Le 23 janvier dernier le discours d’investiture du tout nouveau président de la République démocratique du Congo, Félix Tshiséhédi a été interrompu pendant une dizaine de minutes. Le temps que l’orateur reprenne ses esprits à l’issue d’un malaise.

Le 15 janvier, c’est assis dans la chaise roulante installé derrière un bureau disposé dans un vaste hall que le Chef de l’Etat gabonais, Ali Bongo Ondimba a assisté à la cérémonie de prestation de serment de son nouveau premier ministre Issoze Ngondel et de son gouvernement. C’est pour ce cérémonial que le chef de l’Etat Gabonais est parti de Rabbat au Maroc où il suit sa rééducation après un accident vasculo-cérébral qui l’a terrassé en octobre 2018.

Après des soins à Riyad en Arabie Saoudite, il est en convalescence au Maroc où il est retourné le 16 janvier dernier. Abdel Aziz Bouteflika, le président de l’Algérie est lui aussi sur une chaise roulante depuis des années victime d’un AVC. Mais le système gouvernant algérien ne lui trouve pas un remplaçant.

En France Georges Pompidou élu président de la république en 1969 après avoir été successivement directeur de cabinet puis premier ministre du Général de Gaulle de 1958 à 1968 est décédé en cours de mandat sans que la presse occidentale le jette en pâture. Le soviétique Brejnev est mort au pouvoir sans être la curée des médias européens au courant de tout.

Et pourtant, un rhume ou une bronchite du chef d’un Etat tropical nourrit très vite les colonnes des journaux européens. La pudeur, voire le halo de mystère dont bénéficient les dirigeants européens est catégoriquement refusé aux autres. On  les voit très vite à l’article de la mort.

Cette dernière est pourtant si lourde que l’on ne saurait l’annoncer à la cantonade. Surtout celle des personnes qui portent le poids d’une communauté, d’une nation. Le vide qu’elle entraine est redoutable. Elle nécessite des précautions à prendre. Dans certains de nos contrées celui à qui revient pourtant la mission de divulguer la disparition d’un chef est aussitôt banni, chassé même de la communauté.

C’est pourtant le dramaturge français Pierre Corneille qui écrit dans l’une de ses plus belles pièces que pour grands que soient les rois, ils sont ce que nous sommes.
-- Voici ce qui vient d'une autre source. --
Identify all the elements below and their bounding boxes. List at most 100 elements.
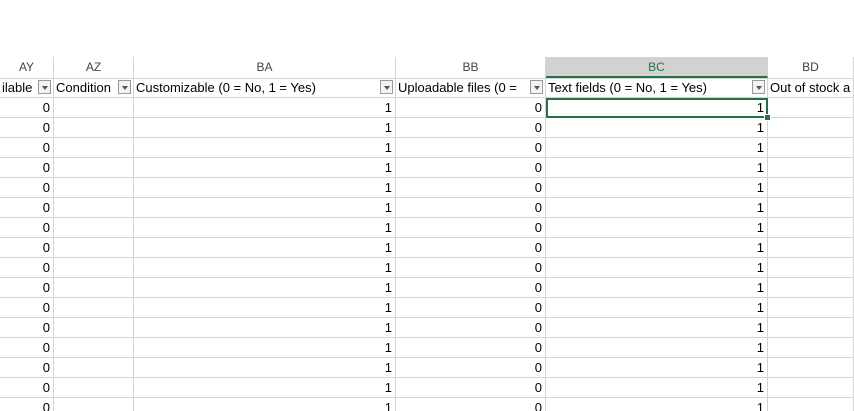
table-cell[interactable] bbox=[768, 218, 854, 238]
fill-handle[interactable] bbox=[764, 114, 771, 121]
table-cell[interactable]: 1 bbox=[134, 398, 396, 411]
column-letter-ay[interactable]: AY bbox=[0, 57, 54, 78]
table-cell[interactable]: 1 bbox=[134, 218, 396, 238]
table-cell[interactable] bbox=[768, 178, 854, 198]
table-cell[interactable] bbox=[54, 198, 134, 218]
table-cell[interactable] bbox=[768, 138, 854, 158]
column-letter-bd[interactable]: BD bbox=[768, 57, 854, 78]
table-cell[interactable]: 1 bbox=[546, 238, 768, 258]
table-cell[interactable]: 1 bbox=[546, 398, 768, 411]
table-cell[interactable] bbox=[768, 358, 854, 378]
table-cell[interactable]: 0 bbox=[0, 338, 54, 358]
column-letter-bb[interactable]: BB bbox=[396, 57, 546, 78]
table-cell[interactable] bbox=[54, 178, 134, 198]
table-cell[interactable] bbox=[768, 338, 854, 358]
table-cell[interactable]: 1 bbox=[546, 318, 768, 338]
table-cell[interactable]: 1 bbox=[546, 138, 768, 158]
table-cell[interactable]: 1 bbox=[546, 118, 768, 138]
table-cell[interactable]: 0 bbox=[396, 218, 546, 238]
table-cell[interactable]: 0 bbox=[396, 138, 546, 158]
selected-cell[interactable]: 1 bbox=[546, 98, 768, 118]
table-cell[interactable]: 0 bbox=[396, 358, 546, 378]
table-cell[interactable]: 1 bbox=[134, 238, 396, 258]
table-cell[interactable]: 1 bbox=[134, 378, 396, 398]
table-cell[interactable]: 0 bbox=[396, 258, 546, 278]
table-cell[interactable] bbox=[54, 258, 134, 278]
column-letter-ba[interactable]: BA bbox=[134, 57, 396, 78]
table-cell[interactable]: 0 bbox=[0, 378, 54, 398]
table-cell[interactable]: 1 bbox=[546, 178, 768, 198]
table-cell[interactable]: 0 bbox=[0, 278, 54, 298]
table-cell[interactable] bbox=[54, 158, 134, 178]
table-cell[interactable]: 0 bbox=[396, 318, 546, 338]
table-cell[interactable]: 1 bbox=[134, 178, 396, 198]
table-cell[interactable]: 0 bbox=[0, 358, 54, 378]
table-cell[interactable]: 1 bbox=[134, 98, 396, 118]
filter-dropdown-icon[interactable] bbox=[38, 80, 51, 94]
table-cell[interactable] bbox=[54, 398, 134, 411]
table-cell[interactable]: 1 bbox=[134, 298, 396, 318]
header-cell-bb[interactable]: Uploadable files (0 = bbox=[396, 78, 546, 98]
table-cell[interactable]: 1 bbox=[546, 378, 768, 398]
table-cell[interactable]: 0 bbox=[0, 318, 54, 338]
table-cell[interactable] bbox=[768, 98, 854, 118]
table-cell[interactable]: 1 bbox=[546, 198, 768, 218]
table-cell[interactable] bbox=[54, 358, 134, 378]
table-cell[interactable] bbox=[768, 238, 854, 258]
table-cell[interactable]: 0 bbox=[0, 258, 54, 278]
table-cell[interactable]: 1 bbox=[134, 258, 396, 278]
table-cell[interactable]: 0 bbox=[396, 238, 546, 258]
table-cell[interactable] bbox=[768, 318, 854, 338]
table-cell[interactable]: 0 bbox=[396, 178, 546, 198]
filter-dropdown-icon[interactable] bbox=[530, 80, 543, 94]
table-cell[interactable]: 0 bbox=[396, 338, 546, 358]
table-cell[interactable]: 0 bbox=[396, 398, 546, 411]
table-cell[interactable]: 0 bbox=[0, 198, 54, 218]
table-cell[interactable]: 0 bbox=[396, 378, 546, 398]
table-cell[interactable]: 1 bbox=[546, 358, 768, 378]
table-cell[interactable]: 1 bbox=[546, 258, 768, 278]
table-cell[interactable] bbox=[54, 98, 134, 118]
table-cell[interactable]: 1 bbox=[546, 278, 768, 298]
table-cell[interactable]: 0 bbox=[0, 158, 54, 178]
table-cell[interactable] bbox=[768, 398, 854, 411]
table-cell[interactable]: 1 bbox=[546, 338, 768, 358]
table-cell[interactable]: 0 bbox=[396, 298, 546, 318]
table-cell[interactable]: 0 bbox=[0, 398, 54, 411]
table-cell[interactable]: 0 bbox=[0, 178, 54, 198]
table-cell[interactable]: 0 bbox=[396, 158, 546, 178]
table-cell[interactable]: 0 bbox=[0, 98, 54, 118]
table-cell[interactable]: 1 bbox=[134, 118, 396, 138]
table-cell[interactable] bbox=[54, 318, 134, 338]
table-cell[interactable] bbox=[768, 378, 854, 398]
table-cell[interactable]: 0 bbox=[0, 218, 54, 238]
table-cell[interactable]: 0 bbox=[0, 298, 54, 318]
table-cell[interactable]: 0 bbox=[0, 138, 54, 158]
table-cell[interactable] bbox=[54, 138, 134, 158]
table-cell[interactable]: 1 bbox=[134, 198, 396, 218]
filter-dropdown-icon[interactable] bbox=[118, 80, 131, 94]
table-cell[interactable]: 1 bbox=[546, 298, 768, 318]
table-cell[interactable] bbox=[768, 198, 854, 218]
table-cell[interactable]: 1 bbox=[134, 318, 396, 338]
table-cell[interactable]: 1 bbox=[134, 158, 396, 178]
table-cell[interactable] bbox=[54, 378, 134, 398]
table-cell[interactable]: 0 bbox=[396, 118, 546, 138]
table-cell[interactable]: 1 bbox=[134, 338, 396, 358]
column-letter-az[interactable]: AZ bbox=[54, 57, 134, 78]
table-cell[interactable] bbox=[54, 218, 134, 238]
table-cell[interactable] bbox=[768, 258, 854, 278]
table-cell[interactable]: 0 bbox=[396, 278, 546, 298]
table-cell[interactable]: 0 bbox=[396, 98, 546, 118]
table-cell[interactable] bbox=[768, 278, 854, 298]
table-cell[interactable]: 1 bbox=[134, 138, 396, 158]
table-cell[interactable]: 0 bbox=[0, 118, 54, 138]
table-cell[interactable]: 0 bbox=[396, 198, 546, 218]
table-cell[interactable] bbox=[768, 298, 854, 318]
table-cell[interactable] bbox=[54, 278, 134, 298]
header-cell-ay[interactable]: ilable bbox=[0, 78, 54, 98]
filter-dropdown-icon[interactable] bbox=[380, 80, 393, 94]
header-cell-bc[interactable]: Text fields (0 = No, 1 = Yes) bbox=[546, 78, 768, 98]
table-cell[interactable]: 0 bbox=[0, 238, 54, 258]
header-cell-ba[interactable]: Customizable (0 = No, 1 = Yes) bbox=[134, 78, 396, 98]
Ils meurent comme tous les autres hommes. On comprend donc difficilement la frilosité avec laquelle les médias occidentaux scrutent à la loupe l’état de santé des princes qui nous gouvernent. Ils sont ce qu’ils sont. Mais l’état de leur existence : la maladie ou la mort devrait être traité avec une certaine réserve ou dignité. Ils l’ont d’ailleurs si bien compris qu’ils se livrent de moins en moins au voyeurisme des médecins de certains pays occidentaux plus promptes à les enterrer vivants qu’à les soigner en observant le secret médical.
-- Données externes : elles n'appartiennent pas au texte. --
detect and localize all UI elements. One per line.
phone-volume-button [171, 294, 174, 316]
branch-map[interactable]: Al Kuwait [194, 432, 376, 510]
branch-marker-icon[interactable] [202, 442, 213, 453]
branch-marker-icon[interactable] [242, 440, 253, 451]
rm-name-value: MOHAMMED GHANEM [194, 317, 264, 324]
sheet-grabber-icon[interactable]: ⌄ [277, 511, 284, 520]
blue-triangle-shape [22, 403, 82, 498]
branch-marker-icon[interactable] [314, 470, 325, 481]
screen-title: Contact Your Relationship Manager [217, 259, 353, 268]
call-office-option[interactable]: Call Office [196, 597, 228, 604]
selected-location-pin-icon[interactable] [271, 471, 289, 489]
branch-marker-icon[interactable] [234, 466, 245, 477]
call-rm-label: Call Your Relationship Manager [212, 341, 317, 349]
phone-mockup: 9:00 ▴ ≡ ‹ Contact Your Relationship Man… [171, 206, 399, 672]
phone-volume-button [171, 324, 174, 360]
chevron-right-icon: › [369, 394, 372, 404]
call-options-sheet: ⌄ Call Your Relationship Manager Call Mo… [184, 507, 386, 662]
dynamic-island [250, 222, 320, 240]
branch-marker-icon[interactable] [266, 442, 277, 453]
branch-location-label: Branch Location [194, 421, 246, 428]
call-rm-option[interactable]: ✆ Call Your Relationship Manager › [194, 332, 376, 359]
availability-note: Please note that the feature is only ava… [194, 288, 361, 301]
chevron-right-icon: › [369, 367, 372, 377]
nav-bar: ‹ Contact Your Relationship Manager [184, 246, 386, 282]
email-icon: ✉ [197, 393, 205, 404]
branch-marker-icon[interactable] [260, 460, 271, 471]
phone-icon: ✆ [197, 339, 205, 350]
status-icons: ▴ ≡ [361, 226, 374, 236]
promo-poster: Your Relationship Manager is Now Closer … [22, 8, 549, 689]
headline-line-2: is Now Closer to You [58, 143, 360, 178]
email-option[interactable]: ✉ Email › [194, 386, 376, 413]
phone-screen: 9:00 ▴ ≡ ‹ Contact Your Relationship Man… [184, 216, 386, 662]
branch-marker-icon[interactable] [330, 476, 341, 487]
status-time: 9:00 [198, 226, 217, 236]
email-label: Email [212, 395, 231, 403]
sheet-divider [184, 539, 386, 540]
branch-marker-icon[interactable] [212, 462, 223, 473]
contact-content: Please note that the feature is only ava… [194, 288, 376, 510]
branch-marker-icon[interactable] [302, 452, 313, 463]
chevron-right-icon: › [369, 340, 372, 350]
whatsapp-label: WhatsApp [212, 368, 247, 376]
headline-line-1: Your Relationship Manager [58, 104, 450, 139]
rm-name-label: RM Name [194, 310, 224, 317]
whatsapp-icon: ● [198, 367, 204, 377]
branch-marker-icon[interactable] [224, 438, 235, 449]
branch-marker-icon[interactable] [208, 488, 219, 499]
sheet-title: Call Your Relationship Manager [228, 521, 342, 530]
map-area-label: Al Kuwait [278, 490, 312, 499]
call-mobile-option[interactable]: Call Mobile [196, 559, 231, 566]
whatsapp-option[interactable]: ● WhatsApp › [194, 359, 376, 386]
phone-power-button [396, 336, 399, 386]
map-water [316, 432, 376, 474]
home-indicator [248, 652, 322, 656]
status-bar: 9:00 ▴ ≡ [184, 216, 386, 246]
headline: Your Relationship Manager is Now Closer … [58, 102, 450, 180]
Au bout de ce qui précède, il appartient aux gouvernements africains d’assurer une formation de qualité à ceux des jeunes attirés par la science médicale et pourquoi pas de valoriser la médecine tropicale par la recherche pour que eux-mêmes et leurs compatriotes soient soignés sur place comme les asiatiques le font. C’est possible. Il faut y croire et s’armer d’une volonté politique inébranlable.